🤖 AI Summary
Traditional lexical semantic representations struggle to capture implicit dimensions such as the scenes, atmospheres, and emotions evoked by words in specific contexts. This work proposes the Scene Abstraction framework, which introduces a structured representation for context-sensitive word meanings by integrating contextual scenes—comprising events, entities, and environments—with expressive profiles that include associated events, generalized attributes, and elicited emotions. Leveraging few-shot prompting with large language models, the framework extracts embodied semantics directly from contextual usage. Based on this approach, we construct the COCA-Scenes dataset and conduct human evaluations demonstrating that annotators achieve 82.4% accuracy in identifying induced scenes—a relative improvement of 11.8 percentage points over standard text embeddings. Furthermore, across three semantic dimensions, 86.4% of participants significantly preferred our method’s generated scene profiles over those produced by the ATOMIC baseline.
📝 Abstract
Coffee and tea share many properties, yet they evoke strikingly different situations, atmospheres, and affective associations.
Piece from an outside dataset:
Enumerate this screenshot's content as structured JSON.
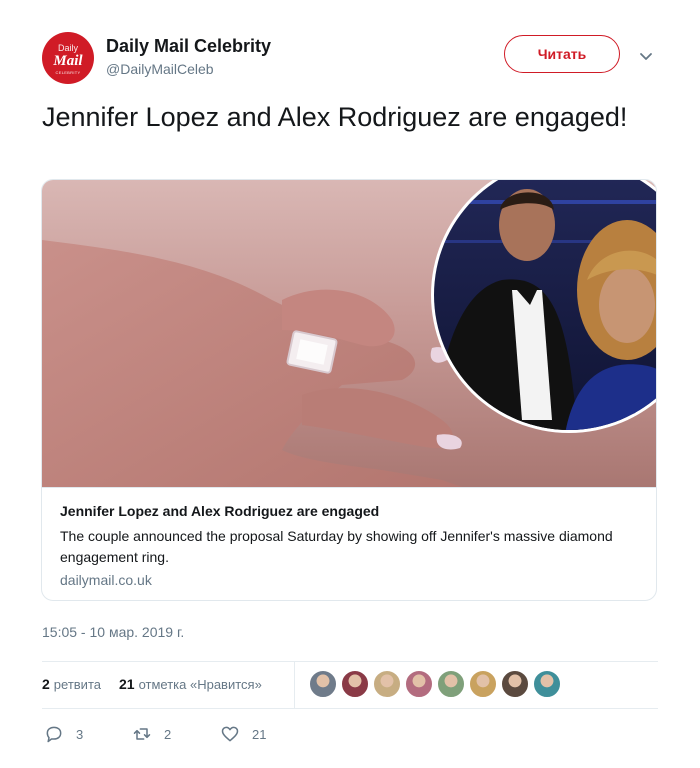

These situated dimensions of word meaning are real and systematic, but they remain implicit in most computational representations of lexical meaning. We propose Scene Abstraction, a framework for constructing structured representations of the interpretive scenes that words participate in across usage contexts. Each scene consists of a Contextual Scene (Events, Entities, Setting) and an expression-centered Expression Profile (Engaged events, Generalizable properties, Evoked emotions), operationalized through few-shot prompting of a large language model. Our contributions are three-fold: (1) a structured representation framework for situated lexical meaning; (2) COCA-Scenes, a dataset of 520 usage instances across 26 keywords for distinct scene identification; and (3) empirical evidence from two experiments suggesting that scenes are reliably identifiable across human observers (82.4% accuracy, +11.8 pp over text-only embeddings) and that our scene profiles more closely align with human interpretation of words in context than ATOMIC-based alternatives (86.4% preference across three semantic dimensions).